A Dance of Self-Isolation is presented through the City of Windsor’s poet laureate program, in partnership with Museum Windsor and Black Moss Press.


Mayor Drew Dilkens: “Like all forms of art, poetry has the ability to help us process much of what life throws at us. Our poets laureate and I have used our words to capture what our community has felt and experienced collectively throughout this pandemic. This book is a compendium that preserves and shares Windsor stories from 2020, giving you a slice of what was going on in our community this past year.”

Mary Ann Mulhern, City of Windsor Poet Laureate: “Poetry is more than words. It allows people a connection, and we need that now more than ever. This collection is meaningful to me. One of the poems is about little flowers that were growing from rocks along the water last springtime, and I thought – if those little flowers can be so beautiful and thrive in a rock... we can thrive, too. We can be okay.”

Marty Gervais, City of Windsor Poet Laureate Emeritus: “COVID-19 has been a time of reflection, narrowing our focus. We’ve retreated to our homes, and suddenly there we are noticing things we’ve never noticed before. It’s made me pause and reflect. That’s where the poetry comes in – it reminds us that there’s something deeper that we can tap into – something very human, real and important. We turn to poetry when we experience great emotion – moments of sadness, joy, of love.

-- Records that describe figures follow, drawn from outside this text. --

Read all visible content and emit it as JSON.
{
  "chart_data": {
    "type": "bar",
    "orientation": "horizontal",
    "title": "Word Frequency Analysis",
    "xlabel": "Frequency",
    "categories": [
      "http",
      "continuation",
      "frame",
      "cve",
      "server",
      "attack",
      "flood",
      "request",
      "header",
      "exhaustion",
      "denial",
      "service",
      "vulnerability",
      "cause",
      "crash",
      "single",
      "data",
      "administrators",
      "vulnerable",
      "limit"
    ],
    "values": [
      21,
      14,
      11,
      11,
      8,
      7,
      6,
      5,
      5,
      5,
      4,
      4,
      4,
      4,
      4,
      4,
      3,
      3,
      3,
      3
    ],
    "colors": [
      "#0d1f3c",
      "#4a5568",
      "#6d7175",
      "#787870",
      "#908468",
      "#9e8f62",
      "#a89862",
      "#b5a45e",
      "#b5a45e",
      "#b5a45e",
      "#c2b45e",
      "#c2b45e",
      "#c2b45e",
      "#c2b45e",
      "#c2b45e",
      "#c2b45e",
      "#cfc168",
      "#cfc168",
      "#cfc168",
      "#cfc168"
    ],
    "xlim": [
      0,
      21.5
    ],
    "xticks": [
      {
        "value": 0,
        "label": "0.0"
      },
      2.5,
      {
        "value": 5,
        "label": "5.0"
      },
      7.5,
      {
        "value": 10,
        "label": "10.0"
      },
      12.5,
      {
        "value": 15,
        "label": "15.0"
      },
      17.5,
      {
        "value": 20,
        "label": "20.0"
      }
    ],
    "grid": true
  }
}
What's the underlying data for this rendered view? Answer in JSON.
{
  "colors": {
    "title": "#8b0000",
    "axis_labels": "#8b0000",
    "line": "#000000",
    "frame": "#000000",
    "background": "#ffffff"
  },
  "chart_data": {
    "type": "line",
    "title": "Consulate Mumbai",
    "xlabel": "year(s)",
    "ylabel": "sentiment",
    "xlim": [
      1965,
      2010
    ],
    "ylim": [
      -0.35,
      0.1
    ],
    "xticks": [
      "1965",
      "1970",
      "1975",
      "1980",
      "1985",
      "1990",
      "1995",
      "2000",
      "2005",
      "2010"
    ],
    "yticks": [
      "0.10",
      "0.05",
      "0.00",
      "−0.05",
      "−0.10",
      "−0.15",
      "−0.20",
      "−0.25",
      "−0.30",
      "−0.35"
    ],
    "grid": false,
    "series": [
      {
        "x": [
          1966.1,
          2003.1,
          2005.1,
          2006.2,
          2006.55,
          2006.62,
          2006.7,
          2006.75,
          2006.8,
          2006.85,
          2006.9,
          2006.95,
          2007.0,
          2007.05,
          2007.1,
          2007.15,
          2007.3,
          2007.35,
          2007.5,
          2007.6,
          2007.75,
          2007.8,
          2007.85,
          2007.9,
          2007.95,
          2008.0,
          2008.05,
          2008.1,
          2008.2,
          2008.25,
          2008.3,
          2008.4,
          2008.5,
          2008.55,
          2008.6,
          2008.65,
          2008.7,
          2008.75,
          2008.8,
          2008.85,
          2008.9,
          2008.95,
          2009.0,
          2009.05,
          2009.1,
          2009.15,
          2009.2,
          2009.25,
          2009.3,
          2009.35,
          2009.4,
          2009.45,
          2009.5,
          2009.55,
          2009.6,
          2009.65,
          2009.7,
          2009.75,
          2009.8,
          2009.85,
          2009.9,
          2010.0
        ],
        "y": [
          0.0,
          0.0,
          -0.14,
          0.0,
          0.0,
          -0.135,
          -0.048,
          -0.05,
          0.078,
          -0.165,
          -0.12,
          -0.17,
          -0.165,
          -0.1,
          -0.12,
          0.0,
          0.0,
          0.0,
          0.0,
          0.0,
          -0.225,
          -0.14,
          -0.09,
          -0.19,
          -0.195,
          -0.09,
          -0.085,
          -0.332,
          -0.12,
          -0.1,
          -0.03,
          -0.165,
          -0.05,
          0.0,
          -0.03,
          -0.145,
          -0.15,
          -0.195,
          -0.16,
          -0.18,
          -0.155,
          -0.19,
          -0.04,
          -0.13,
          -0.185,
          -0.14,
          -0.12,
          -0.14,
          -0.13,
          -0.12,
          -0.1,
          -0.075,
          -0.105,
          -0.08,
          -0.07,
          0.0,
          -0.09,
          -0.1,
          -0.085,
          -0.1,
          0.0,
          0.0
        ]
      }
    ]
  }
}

This pandemic has been a time for us to take inventory of our hearts, our souls.”

Samantha Badaoa, City of Windsor Youth Poet Laureate: “It has been truly amazing watching young people bounce back. I know that COVID-19 has been a marker of this year, but it hasn’t just been the pandemic – it has been all of the civil unrest and how much youth in general have experienced changes in their lives. Watching young people adapt, grow and create, in the face of so many obstacles, has been inspiring to see. It’s amazing what the youth in the city can do.”

Christopher Lawrence Menard, Collection Editor: “Through their poems, our poets reflect on isolation, family, and community successes and struggles. This collection is a record of their individual experiences, a snapshot of our community’s consciousness, and an artifact to help tell future generations what it was like to live, love, lose and look forward during a year of almost constant uncertainty.”